Cette exposition, qui découle d’une résidence de création, se déploie sur quatre sites de Villeneuve Lez Avignon : la Chartreuse, le musée Pierre-de-Luxembourg, le fort Saint-André et la tour Philippe-le-Bel (où sont exposées des œuvres de la collection du Frac choisies par l’artiste). Soutenu par la Région Occitanie, initié et piloté par le Frac Occitanie Montpellier, ce programme annuel de résidence de création se déroule dans un lieu spécifiquement dédié à l’accueil des auteur·es dramatiques – la Chartreuse – Centre national des Écritures du spectacle –, lui-même situé dans le cadre exceptionnel de la ville de Villeneuve Lez Avignon.
Dans un univers allant de sites grandioses aux déserts martiens, de ruines de l’industrie culturelle au naufrage de l’histoire, de formes géométriques simples à des constructions complexes, David Coste plie et déplie des scénarios possibles. Le monde autour désigne cette hétérotopie où les réalités se télescopent aussi bien dans l’espace que le temps et où l’homme, absent, est tout entier dans le paysage.

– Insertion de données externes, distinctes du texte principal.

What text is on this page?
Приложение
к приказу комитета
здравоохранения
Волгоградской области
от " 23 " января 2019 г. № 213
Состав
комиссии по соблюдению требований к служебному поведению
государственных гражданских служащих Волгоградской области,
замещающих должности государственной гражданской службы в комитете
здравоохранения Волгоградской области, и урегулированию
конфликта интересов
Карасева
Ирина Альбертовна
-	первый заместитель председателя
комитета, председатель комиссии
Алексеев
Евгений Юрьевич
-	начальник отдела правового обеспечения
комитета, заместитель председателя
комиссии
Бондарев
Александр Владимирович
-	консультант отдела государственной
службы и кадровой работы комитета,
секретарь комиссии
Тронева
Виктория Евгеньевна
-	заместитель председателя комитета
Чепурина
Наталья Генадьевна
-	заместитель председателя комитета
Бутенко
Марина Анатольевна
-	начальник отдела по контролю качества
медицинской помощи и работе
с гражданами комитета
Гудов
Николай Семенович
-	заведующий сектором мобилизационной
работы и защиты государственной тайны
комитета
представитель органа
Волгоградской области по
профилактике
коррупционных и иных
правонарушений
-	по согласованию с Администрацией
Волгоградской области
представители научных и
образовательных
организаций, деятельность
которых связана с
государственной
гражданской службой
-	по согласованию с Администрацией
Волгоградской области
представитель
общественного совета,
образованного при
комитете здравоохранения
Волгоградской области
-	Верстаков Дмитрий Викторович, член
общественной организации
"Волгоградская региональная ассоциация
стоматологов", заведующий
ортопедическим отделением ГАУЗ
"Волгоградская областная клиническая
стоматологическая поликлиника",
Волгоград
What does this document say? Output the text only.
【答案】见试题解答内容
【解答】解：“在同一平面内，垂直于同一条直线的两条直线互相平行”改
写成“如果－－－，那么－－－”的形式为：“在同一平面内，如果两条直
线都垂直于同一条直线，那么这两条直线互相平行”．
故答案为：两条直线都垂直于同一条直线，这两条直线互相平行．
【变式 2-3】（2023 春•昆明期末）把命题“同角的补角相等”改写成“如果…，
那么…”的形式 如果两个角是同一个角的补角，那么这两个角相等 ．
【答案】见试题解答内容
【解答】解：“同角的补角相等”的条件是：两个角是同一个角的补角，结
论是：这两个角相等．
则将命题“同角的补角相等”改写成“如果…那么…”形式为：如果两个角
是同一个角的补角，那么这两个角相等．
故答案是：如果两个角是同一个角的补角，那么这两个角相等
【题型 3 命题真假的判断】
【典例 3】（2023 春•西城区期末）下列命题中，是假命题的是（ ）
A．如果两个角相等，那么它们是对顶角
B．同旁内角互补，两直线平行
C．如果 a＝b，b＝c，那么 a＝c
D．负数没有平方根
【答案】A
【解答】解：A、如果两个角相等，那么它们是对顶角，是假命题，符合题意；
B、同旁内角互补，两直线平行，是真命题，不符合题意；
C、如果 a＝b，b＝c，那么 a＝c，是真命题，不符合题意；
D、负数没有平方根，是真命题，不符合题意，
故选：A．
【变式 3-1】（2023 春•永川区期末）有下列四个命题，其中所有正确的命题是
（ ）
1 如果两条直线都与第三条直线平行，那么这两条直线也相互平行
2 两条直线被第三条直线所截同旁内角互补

L’invitation à Villeneuve Lez Avignon lui permet de déployer ses œuvres dans plusieurs monuments emblématiques de la ville, le musée, la Tour, le Fort et la Chartreuse, selon leur spécificité, tout en gardant à l’esprit la devise des chartreux : « Stat crux dum volvitur orbis », autrement dit « La croix demeure tandis que le monde tourne. »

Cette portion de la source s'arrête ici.